TCs use a highly regulated daily regimen with clearly stated expectations for behavior and psychological and behavioral rewards (e.g., praise and increasing status in the group) for working hard and meeting expectations. TCs also focus on empowering individuals by highlighting the strengths of program participants. Disciplinary sanctions for violations help to maintain structure for TC participants and staff and ensure that participants’ lives are orderly and productive.

Routines include morning and evening house meetings, job assignments, group sessions, seminars, scheduled personal time, recreation, and individual counseling. Work is a distinct component of the TC approach.

Each participant is assigned particular tasks or jobs that help teach responsibility and the importance of work, respect, and self-reliance. Vocational and educational activities occur in group sessions and provide work, communication, and interpersonal skills training.

A primary component of the TC is "community as method"—people live drug-free together in a residential setting in the community (although sometimes TCs are in prisons or shelters). Living in a TC with others who are engaged in self- and mutual-help is seen as a mechanism for changing their overall lifestyle and identity (De Leon, 2000; De Leon, 2015). In the TC, all activities and interpersonal and social interactions are considered important opportunities to facilitate personal change. Positive peer communications in a mutual-help environment also may be an important part of the therapeutic process (Warren et al., 2013b). A key element of living in a TC and the mutual-help process is the development of social networks through positive social interactions and bonding that can offer support during treatment and after an individual leaves the formal treatment environment.

Because TCs emphasize social learning, participants form a hierarchy within the group. Those who have made progress in changing their attitudes and behaviors serve as role models for "right living" and help others who are in earlier stages of recovery (Perfas & Spross, 2007). For example, they offer "pull-ups"—very specific feedback on a behavior that a community member needs to change because it is not considered proper conduct. One study found that TC participants who conveyed more pull-ups to peers and reciprocated this type of feedback were more likely to graduate from treatment (Warren et al., 2013a).
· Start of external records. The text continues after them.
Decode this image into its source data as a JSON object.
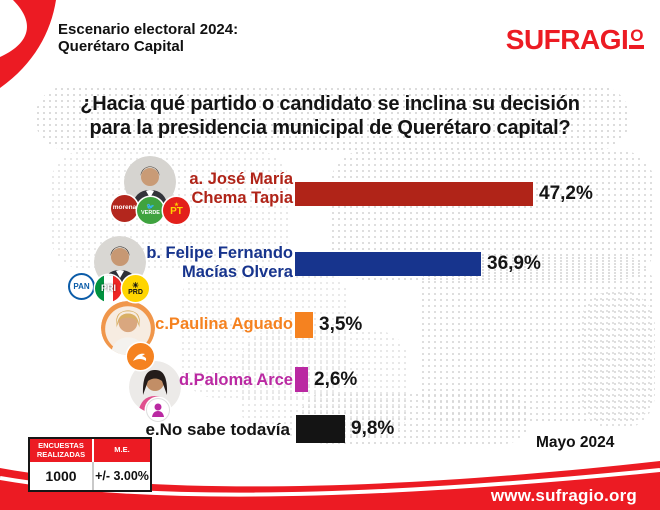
{
  "header": {
    "title_line1": "Escenario electoral 2024:",
    "title_line2": "Querétaro Capital",
    "brand_main": "SUFRAGI",
    "brand_ordinal": "O"
  },
  "question": {
    "line1": "¿Hacia qué partido o candidato se inclina su decisión",
    "line2": "para la presidencia municipal de Querétaro capital?"
  },
  "chart_data": {
    "type": "bar",
    "orientation": "horizontal",
    "title": "¿Hacia qué partido o candidato se inclina su decisión para la presidencia municipal de Querétaro capital?",
    "unit": "%",
    "xlim": [
      0,
      50
    ],
    "categories": [
      "a. José María Chema Tapia",
      "b. Felipe Fernando Macías Olvera",
      "c.Paulina Aguado",
      "d.Paloma Arce",
      "e.No sabe todavía"
    ],
    "values": [
      47.2,
      36.9,
      3.5,
      2.6,
      9.8
    ],
    "value_labels": [
      "47,2%",
      "36,9%",
      "3,5%",
      "2,6%",
      "9,8%"
    ],
    "rows": [
      {
        "id": "a",
        "label_line1": "a. José María",
        "label_line2": "Chema Tapia",
        "value": 47.2,
        "value_label": "47,2%",
        "color": "#b02418",
        "parties": [
          "morena",
          "verde",
          "pt"
        ]
      },
      {
        "id": "b",
        "label_line1": "b. Felipe Fernando",
        "label_line2": "Macías Olvera",
        "value": 36.9,
        "value_label": "36,9%",
        "color": "#17348d",
        "parties": [
          "pan",
          "pri",
          "prd"
        ]
      },
      {
        "id": "c",
        "label_line1": "c.Paulina Aguado",
        "label_line2": "",
        "value": 3.5,
        "value_label": "3,5%",
        "color": "#f58220",
        "parties": [
          "mc"
        ]
      },
      {
        "id": "d",
        "label_line1": "d.Paloma Arce",
        "label_line2": "",
        "value": 2.6,
        "value_label": "2,6%",
        "color": "#ba29a2",
        "parties": [
          "qs"
        ]
      },
      {
        "id": "e",
        "label_line1": "e.No sabe todavía",
        "label_line2": "",
        "value": 9.8,
        "value_label": "9,8%",
        "color": "#141414",
        "parties": []
      }
    ]
  },
  "parties": {
    "morena": {
      "label": "morena",
      "color": "#b3261d"
    },
    "verde": {
      "label": "VERDE",
      "color": "#3fa33f"
    },
    "pt": {
      "label": "PT",
      "color": "#e3201b"
    },
    "pan": {
      "label": "PAN",
      "color": "#0b5ca8"
    },
    "pri": {
      "label": "PRI",
      "colors": [
        "#00923f",
        "#ffffff",
        "#ee2724"
      ]
    },
    "prd": {
      "label": "PRD",
      "color": "#ffd500"
    },
    "mc": {
      "label": "",
      "color": "#f58220"
    },
    "qs": {
      "label": "",
      "color": "#ba29a2"
    }
  },
  "survey_table": {
    "header_col1": "ENCUESTAS REALIZADAS",
    "header_col2": "M.E.",
    "value_col1": "1000",
    "value_col2": "+/- 3.00%"
  },
  "date_label": "Mayo 2024",
  "footer": {
    "url": "www.sufragio.org"
  },
  "colors": {
    "brand_red": "#ec1b23"
  }
}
TC activities—including group discussions with peers, individual counseling, community-based learning through meetings and seminars, confrontation, games, and role-playing—are a central part of the mutual-help process. Community meetings (e.g., morning, daily house, and general meetings and seminars) review the goals, procedures, and functioning of the TC. Individual and group work in TCs (including encounter groups and retreats) focus on changing negative patterns of thought and behavior and on building self-efficacy so participants learn to think of themselves as the primary drivers of their own change process (De Leon, 2010; Sacks et al., 2012a). TC participants are encouraged to be accountable for their behaviors and to set goals for their own personal well-being, positive participation in the broader community, and life after leaving treatment. An important therapeutic goal is to help people identify, express, and manage their feelings in appropriate and positive ways. In group activities, participants focus on behaving in ways that are acceptable in the TC community rather than how they behaved in the past.